A giugno conquista a Milano il suo terzo Challenger in carriera superando in finale Laslo Đere con un duplice 6-2. In luglio viene squalificato per 18 mesi dal Tribunale Federale della FIT e condannato a un'ammenda di 40.000 euro per aver perso volontariamente contro il no 338 ATP Kamil Majchrzak l'8 ottobre 2015 al torneo Challenger di Mohammedia.[4] In attesa dell'esito del ricorso contro la squalifica, Cecchinato prosegue l'attività perdendo la finale al Challenger di Como contro Kenny de Schepper e viene eliminato nelle qualificazioni di Stoccolma da Matthias Bachinger.

Il 29 ottobre, la sentenza d'appello riduce la squalifica a 12 mesi e la sanzione pecuniaria a 20.000 euro.[5] In dicembre, il Collegio di Garanzia del CONI decreta l'estinzione del procedimento disciplinare a suo carico[6] in ragione di un vizio di procedura che vede CONI e FIT presentare in ritardo la richiesta di squalifica.[7] A fine stagione sceglie come nuova guida tecnica Simone Vagnozzi.[8] Termina il 2016 scendendo alla 187ª posizione del ranking mondiale.

2017: quarto titolo ChallengerModifica

Nei primi mesi dell'anno tenta invano le qualificazioni ai tornei ATP 250 di Chennai, Quito, Buenos Aires e agli Australian Open. Si qualifica al main draw di Rio de Janeiro e perde al primo turno contro Nicolás Kicker. A San Paolo viene sconfitto in due set al primo turno da Fabio Fognini. A marzo conquista il Futures Italy F5 di Santa Margherita di Pula, mentre al Challenger di Barletta si aggiudica il titolo di doppio in coppia con Matteo Donati. A maggio perde la finale del Challenger di Ostrava contro Stefano Travaglia. A Roma conquista il suo quarto trofeo Challenger superando in finale Jozef Kovalík.

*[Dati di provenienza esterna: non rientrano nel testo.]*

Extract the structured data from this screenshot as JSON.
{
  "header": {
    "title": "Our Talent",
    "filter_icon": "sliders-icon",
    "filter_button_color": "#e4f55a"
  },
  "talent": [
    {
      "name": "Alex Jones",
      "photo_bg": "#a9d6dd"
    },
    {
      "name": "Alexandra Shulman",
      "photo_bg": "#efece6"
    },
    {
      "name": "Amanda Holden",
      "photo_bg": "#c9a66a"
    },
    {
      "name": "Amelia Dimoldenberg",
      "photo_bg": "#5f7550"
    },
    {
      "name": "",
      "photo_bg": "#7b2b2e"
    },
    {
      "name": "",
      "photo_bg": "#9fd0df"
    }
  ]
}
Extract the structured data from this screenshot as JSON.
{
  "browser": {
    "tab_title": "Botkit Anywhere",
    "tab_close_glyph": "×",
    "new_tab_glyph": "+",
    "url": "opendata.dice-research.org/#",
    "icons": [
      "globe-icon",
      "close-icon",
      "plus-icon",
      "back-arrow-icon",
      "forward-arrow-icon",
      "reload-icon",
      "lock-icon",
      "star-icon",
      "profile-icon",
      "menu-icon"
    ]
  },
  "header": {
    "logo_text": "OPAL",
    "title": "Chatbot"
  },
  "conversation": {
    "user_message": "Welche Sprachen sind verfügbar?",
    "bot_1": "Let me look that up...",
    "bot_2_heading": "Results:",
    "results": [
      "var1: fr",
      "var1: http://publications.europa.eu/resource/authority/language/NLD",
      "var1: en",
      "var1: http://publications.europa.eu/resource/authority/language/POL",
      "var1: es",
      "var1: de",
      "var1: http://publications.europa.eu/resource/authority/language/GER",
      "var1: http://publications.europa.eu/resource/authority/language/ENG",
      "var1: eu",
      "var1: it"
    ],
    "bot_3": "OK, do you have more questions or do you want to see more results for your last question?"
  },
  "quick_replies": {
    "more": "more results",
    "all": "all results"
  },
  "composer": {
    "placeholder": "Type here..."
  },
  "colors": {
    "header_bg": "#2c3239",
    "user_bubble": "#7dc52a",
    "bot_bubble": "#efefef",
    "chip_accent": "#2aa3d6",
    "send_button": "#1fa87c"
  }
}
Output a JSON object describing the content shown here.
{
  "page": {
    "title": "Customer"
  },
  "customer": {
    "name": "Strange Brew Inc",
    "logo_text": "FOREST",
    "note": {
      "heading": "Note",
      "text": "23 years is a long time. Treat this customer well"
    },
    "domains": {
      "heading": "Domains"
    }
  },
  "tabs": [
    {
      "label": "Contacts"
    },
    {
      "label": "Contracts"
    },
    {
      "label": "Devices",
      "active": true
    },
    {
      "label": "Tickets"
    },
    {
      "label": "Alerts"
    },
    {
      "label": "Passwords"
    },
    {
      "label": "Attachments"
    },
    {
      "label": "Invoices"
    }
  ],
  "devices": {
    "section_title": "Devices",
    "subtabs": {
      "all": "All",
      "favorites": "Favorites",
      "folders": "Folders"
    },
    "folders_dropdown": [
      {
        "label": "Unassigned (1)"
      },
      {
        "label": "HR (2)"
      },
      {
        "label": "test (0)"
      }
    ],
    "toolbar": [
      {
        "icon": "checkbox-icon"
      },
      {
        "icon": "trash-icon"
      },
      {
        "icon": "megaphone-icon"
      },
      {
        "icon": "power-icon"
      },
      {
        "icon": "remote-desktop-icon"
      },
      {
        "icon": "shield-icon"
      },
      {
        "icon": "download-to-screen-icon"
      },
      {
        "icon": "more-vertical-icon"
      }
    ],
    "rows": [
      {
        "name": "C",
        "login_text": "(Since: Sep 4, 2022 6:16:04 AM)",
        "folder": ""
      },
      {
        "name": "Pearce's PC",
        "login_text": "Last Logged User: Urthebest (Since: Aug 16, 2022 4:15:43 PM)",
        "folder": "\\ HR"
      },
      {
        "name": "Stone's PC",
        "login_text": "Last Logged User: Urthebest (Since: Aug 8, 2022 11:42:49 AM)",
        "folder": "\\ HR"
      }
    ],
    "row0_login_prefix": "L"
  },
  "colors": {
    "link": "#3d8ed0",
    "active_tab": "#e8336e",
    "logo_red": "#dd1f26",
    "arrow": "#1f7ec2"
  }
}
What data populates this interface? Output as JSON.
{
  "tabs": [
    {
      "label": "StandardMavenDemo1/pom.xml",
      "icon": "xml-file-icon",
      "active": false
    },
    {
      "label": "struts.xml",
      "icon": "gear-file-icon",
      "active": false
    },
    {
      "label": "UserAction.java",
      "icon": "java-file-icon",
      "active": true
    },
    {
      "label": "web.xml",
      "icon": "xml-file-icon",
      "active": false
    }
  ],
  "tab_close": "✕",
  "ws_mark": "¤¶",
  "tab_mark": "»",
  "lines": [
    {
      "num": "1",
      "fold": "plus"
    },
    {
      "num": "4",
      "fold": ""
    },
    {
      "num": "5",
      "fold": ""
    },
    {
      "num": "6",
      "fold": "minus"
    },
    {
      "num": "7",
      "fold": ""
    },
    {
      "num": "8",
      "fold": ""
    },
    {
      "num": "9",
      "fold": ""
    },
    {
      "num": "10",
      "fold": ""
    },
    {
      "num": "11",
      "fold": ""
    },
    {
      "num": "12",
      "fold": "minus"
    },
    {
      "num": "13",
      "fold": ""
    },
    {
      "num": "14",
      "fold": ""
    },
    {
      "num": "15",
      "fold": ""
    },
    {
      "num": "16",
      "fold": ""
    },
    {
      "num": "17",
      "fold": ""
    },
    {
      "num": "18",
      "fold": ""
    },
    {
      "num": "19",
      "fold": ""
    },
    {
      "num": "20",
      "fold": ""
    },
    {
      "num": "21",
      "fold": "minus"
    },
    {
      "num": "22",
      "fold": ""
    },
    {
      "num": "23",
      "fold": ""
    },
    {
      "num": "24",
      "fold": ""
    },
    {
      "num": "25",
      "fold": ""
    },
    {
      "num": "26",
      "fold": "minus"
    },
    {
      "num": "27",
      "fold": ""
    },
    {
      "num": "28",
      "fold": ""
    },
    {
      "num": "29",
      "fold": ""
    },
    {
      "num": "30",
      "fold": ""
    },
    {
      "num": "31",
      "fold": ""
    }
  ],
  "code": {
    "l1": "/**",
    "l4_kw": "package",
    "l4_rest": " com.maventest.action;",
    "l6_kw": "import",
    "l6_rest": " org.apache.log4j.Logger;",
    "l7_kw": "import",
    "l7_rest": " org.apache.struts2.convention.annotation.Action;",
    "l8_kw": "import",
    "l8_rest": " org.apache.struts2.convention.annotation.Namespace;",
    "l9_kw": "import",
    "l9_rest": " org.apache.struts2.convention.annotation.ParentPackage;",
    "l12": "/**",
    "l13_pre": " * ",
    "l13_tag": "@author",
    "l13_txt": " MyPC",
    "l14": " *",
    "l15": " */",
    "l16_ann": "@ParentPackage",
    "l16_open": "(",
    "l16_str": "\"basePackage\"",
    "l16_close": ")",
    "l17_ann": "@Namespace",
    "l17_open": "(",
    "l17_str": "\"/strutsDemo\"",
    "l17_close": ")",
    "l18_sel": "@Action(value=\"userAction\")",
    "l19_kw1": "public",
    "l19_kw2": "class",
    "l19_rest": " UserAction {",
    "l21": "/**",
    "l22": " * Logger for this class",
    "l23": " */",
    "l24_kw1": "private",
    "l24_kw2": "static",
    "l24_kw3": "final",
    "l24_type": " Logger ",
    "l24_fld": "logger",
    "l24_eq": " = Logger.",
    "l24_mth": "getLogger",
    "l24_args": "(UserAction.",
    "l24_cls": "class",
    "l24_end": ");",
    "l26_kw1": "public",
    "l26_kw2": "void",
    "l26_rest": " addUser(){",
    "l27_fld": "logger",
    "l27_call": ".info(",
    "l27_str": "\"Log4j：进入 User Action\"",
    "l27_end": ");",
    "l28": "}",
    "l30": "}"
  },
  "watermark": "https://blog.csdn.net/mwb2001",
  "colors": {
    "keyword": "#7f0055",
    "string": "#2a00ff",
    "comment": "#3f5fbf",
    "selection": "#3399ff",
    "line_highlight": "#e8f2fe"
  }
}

Al turno decisivo delle qualificazioni del Roland Garros viene superato da Simone Bolelli in due set. Pur perdendo la finale nel Challenger di Todi, dopo oltre un anno torna tra i primi cento giocatori del ranking. La nuova classifica gli garantisce l'accesso al tabellone principale del torneo di Wimbledon, dove fa il suo debutto assoluto perdendo 2-6, 2-6, 0-6 al primo turno contro il no 9 ATP Kei Nishikori. Battendo Gilles Simon raggiunge il secondo turno del 250 di Umago, dove viene sconfitto da Ivan Dodig. Al primo turno del 500 di Amburgo viene eliminato da Florian Mayer. Agli US Open esce al primo turno nel torneo di qualificazione per mano di JC Aragone.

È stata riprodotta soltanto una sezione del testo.